SUPERVISOR: William Fisher

            The Mississippian Redwall Limestone paleokarst in the western Grand Canyon area provides an excellent outcrop analog for understanding paleokarst in three dimensions. Major controlling factors in the formation of this paleokarst include exposure time, tectonic and eustatic events, paleohydrology, and paleoclimate. The Redwall paleokarst shows examples of polyphase development, with earlier cave systems exerting strong influence on the formation of later phases of karstification. A close association of the paleokarst with the Surprise Canyon Formation paleochannels was found, suggesting these channels formed local base level and outlets for the paleocave drainage. Parts of the paleocave system show evidence of a vadose phase of speleogenesis, with evidence of relict flowstone and bedded fluvial sediments in the base of the collapse breccia.
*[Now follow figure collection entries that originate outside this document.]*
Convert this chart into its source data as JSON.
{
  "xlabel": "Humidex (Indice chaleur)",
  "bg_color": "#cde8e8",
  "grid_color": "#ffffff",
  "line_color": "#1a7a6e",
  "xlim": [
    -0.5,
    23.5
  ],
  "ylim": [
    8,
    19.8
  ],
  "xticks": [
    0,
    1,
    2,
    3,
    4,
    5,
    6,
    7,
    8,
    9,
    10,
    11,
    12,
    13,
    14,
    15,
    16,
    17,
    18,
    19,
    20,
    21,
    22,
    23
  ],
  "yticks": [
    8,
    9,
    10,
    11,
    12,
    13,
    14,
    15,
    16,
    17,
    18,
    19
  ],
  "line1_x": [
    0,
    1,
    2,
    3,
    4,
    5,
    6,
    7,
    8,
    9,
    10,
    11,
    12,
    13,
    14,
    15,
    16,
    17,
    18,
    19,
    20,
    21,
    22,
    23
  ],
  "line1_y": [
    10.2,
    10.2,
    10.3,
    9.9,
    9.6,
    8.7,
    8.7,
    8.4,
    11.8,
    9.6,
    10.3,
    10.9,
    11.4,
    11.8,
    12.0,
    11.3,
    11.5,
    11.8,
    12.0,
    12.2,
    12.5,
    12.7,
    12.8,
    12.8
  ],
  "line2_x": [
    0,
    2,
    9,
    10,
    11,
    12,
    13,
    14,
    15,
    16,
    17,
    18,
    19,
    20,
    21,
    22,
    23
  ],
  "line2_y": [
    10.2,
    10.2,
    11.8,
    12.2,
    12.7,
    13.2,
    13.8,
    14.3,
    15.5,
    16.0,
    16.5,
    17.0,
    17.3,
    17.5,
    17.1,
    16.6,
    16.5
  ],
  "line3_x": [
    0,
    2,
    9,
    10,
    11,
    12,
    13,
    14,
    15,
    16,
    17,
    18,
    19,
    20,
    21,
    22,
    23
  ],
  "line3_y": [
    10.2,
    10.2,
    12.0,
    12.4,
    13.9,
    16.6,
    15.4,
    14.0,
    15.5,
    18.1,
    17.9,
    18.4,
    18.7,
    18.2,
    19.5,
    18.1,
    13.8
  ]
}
Parts of the breccia bodies show strong correlation to a fracture set that is found only in Mississippian strata, suggesting that fractures were a control on speleogenesis and paleocave system morphology. No breccia bodies were found that penetrated deeper than the chert beds of the Thunder Springs Member. These chert beds likely formed a paleohydrologic barrier that limited the depth of karstification. Very little evidence of paleosols or other clues to paleoclimate could be found, demonstrating that this may be one of the most difficult factors to utilize. There is evidence that the paleokarst together with the paleochannels of the Surprise Canyon Formation once formed a well-connected but geometrically complex aquifer or potential reservoir. The Redwall paleokarst presently has little porosity and is acting as a flow barrier, but it retains open fracture porosity in outer parts of the collapse beds surrounding the paleokarst breccia bodies. This open fracture porosity appears to be contributing to the formation of later phases of karstification. A hypothetical model of the paleocave distribution is developed using evidence of fracture control, base level control, and paleohydrology to constrain the style of paleocave morphology.